Until science gives us the all-clear, we should keep PFCs at arm's length. What does that mean? For starters, consider replacing your non-stick cookware with cast iron. Trust me -- once it's seasoned, it works like a charm. Try to cut out microwave popcorn and processed and fast foods, especially greasy types -- their packaging is typically coated with PFCs to prevent soak-throughs. Don't use glossy paper plates. And remember that the best defense is a good offense. Click here to learn more about PFCs and stay informed!

photo: Timothy Vollmer


cactushugger picture
Looks like they did look at all of that. My apologies, just wanted to introduce some healthy skepticism:
cactushugger picture
First of all I don't like or trust PFCs anywhere near my food and use steel and cast-iron pots and pans. But I do have one beef with studies like this... I haven't seen the paper, or any statistical analyses that they did, but I think it would stand to reason that folks who use non-stick (cheap) pots and pans are more likely (in general) to eat more fried foods, and opt for fast food more often than those who make a conscious choice not to use non-stick cookware, be it for health reasons or otherwise.
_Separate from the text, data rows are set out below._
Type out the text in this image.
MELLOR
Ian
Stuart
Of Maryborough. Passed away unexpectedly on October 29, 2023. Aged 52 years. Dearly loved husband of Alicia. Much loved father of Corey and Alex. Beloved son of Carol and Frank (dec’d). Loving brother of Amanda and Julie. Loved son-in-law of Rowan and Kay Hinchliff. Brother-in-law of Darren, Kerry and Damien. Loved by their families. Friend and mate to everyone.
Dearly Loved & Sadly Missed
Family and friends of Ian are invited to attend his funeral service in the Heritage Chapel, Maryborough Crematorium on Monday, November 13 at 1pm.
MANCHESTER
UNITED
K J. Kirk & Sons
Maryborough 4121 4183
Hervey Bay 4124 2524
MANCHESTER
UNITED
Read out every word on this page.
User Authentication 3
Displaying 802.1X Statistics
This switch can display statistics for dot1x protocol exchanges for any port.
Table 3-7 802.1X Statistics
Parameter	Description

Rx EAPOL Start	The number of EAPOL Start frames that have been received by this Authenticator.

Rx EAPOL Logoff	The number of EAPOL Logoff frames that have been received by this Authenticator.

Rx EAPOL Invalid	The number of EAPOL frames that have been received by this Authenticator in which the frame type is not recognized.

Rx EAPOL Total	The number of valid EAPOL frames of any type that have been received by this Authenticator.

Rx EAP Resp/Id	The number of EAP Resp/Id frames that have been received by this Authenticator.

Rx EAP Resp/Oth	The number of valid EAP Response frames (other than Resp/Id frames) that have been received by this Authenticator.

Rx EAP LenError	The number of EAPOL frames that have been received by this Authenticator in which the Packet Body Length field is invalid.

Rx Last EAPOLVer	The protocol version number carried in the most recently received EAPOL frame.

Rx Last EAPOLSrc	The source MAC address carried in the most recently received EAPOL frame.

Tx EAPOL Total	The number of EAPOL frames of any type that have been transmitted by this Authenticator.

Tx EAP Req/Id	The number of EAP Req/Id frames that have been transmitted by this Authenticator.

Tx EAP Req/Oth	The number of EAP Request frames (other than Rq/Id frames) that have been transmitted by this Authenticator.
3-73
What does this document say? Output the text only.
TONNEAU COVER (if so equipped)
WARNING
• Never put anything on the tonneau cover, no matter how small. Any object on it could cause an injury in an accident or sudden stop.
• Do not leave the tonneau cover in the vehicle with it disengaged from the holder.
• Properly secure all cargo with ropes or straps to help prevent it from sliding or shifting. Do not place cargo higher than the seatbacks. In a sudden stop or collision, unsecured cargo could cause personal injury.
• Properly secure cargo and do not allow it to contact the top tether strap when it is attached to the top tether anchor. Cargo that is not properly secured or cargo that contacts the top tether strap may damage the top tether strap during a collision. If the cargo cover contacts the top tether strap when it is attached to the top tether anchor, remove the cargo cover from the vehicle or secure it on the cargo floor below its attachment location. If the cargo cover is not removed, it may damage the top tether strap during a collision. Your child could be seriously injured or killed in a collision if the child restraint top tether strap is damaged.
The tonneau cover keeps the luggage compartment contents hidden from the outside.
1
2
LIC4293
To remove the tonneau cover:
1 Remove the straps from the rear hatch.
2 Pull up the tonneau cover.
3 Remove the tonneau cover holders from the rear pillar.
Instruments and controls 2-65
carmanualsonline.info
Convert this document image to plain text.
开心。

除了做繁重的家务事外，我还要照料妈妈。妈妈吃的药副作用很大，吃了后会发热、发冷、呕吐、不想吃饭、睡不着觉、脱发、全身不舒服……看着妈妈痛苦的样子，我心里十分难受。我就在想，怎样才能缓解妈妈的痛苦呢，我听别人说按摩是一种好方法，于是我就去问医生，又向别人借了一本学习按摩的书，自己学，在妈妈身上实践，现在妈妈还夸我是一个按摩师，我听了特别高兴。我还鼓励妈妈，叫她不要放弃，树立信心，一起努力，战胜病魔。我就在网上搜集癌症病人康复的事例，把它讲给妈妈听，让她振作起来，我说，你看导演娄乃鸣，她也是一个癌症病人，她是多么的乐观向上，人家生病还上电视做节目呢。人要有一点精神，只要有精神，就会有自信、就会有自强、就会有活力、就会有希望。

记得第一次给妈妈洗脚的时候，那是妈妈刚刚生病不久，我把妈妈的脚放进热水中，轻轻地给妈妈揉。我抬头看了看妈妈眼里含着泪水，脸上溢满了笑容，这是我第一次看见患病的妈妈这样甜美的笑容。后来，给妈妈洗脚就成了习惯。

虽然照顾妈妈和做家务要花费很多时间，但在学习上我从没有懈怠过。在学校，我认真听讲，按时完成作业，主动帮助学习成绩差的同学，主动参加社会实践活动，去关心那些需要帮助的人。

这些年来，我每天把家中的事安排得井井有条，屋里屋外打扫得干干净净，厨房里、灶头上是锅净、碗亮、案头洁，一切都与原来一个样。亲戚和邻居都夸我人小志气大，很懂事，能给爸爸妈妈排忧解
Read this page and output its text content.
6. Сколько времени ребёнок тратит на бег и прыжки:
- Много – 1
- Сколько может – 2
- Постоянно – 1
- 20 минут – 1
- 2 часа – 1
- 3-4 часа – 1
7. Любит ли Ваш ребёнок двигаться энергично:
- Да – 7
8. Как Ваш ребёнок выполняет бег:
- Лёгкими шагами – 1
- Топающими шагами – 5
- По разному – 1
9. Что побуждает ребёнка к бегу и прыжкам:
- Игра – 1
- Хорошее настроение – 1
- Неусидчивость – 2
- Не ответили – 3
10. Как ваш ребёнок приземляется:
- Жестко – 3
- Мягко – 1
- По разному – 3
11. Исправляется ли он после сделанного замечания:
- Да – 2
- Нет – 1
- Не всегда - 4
So I guess I'm wondering how they correlated higher LDLs directly to the use of non-stick materials, vs. any underlying factors common with the target group. Food for thought.
jaderyan22 picture
I use safflower oil on mine (it's intended for high heat cooking or frying) but olive works just as well. Best purchase I've made in quite a while. Lodge makes bread pans too if anyone is interested, but they may only be available at their outlet stores.
danellesedai picture
I use just regular olive oil for all of it; worked wonderfully for seasoning the pan, its great for cooking, and so far it's done a good job for after cleaning storage as well.
willowsprite picture
I use a Starfrit ceramic coated pan and I love it! You still need a little oil to make it a bit slippery. I also have an Earth Chef ceramic wok. It works beautifully.
kvillani picture
What kind of oil do you use for seasoning the pan?
SpiritOaks picture
I LOVE my cast iron, my most prized pieces being from my Grandma (old Griswold pieces). I've never really cared for non-stick as to me it represents what I call "plastic food", but most importantly, the danger of it if it's used at too high of a temperature. My one observation for this article however is the comment of "Trust me -- once it's seasoned, it works like a charm." (which is 1000% true...yes one thousand lol), but then the picture used to represent the cast iron...good gawd folks...THIS IS NOT well seasoned cast iron. That set looks like it's been left out in the rain, or worse yet scrubbed with steel wool. BTW, a rusted pan can ALWAYS be saved...I've saved ones that sat outside in the rain for's just takes lots of love and elbow grease, but it is more than worth it. Truly well seasoned cast iron is uniformly black and should be kept LIGHTLY oiled after cleaning, which gives it a beautiful satiny shine. Once it is this way, it IS non stick...except for eggs. If meats are stuck to it while cooking, the meat is not yet ready for turning and will release itself once it is. And if anything else is stuck to it, scrape it while it's still cooking and you will be surprised. Oh and it's best to avoid acidic sauces (like tomatoes). If you've got a pan that you don't think you can get clean after you are done cooking, then fill it about halfway with water and put it on the stove, bring it to a boil and scrape with a metal spoon or spatula to remove the crusty bits...but ALWAYS remember... OIL it each and EVERY time you clean it...and NEVER let water sit in it for extended periods (unless you want the above mentioned task)...dry it right after washing too....and ENJOY! PS...the trace amounts of iron that are added to your food is good for you too. This is cookware that will last you a lifetime and can be handed down through MANY generations.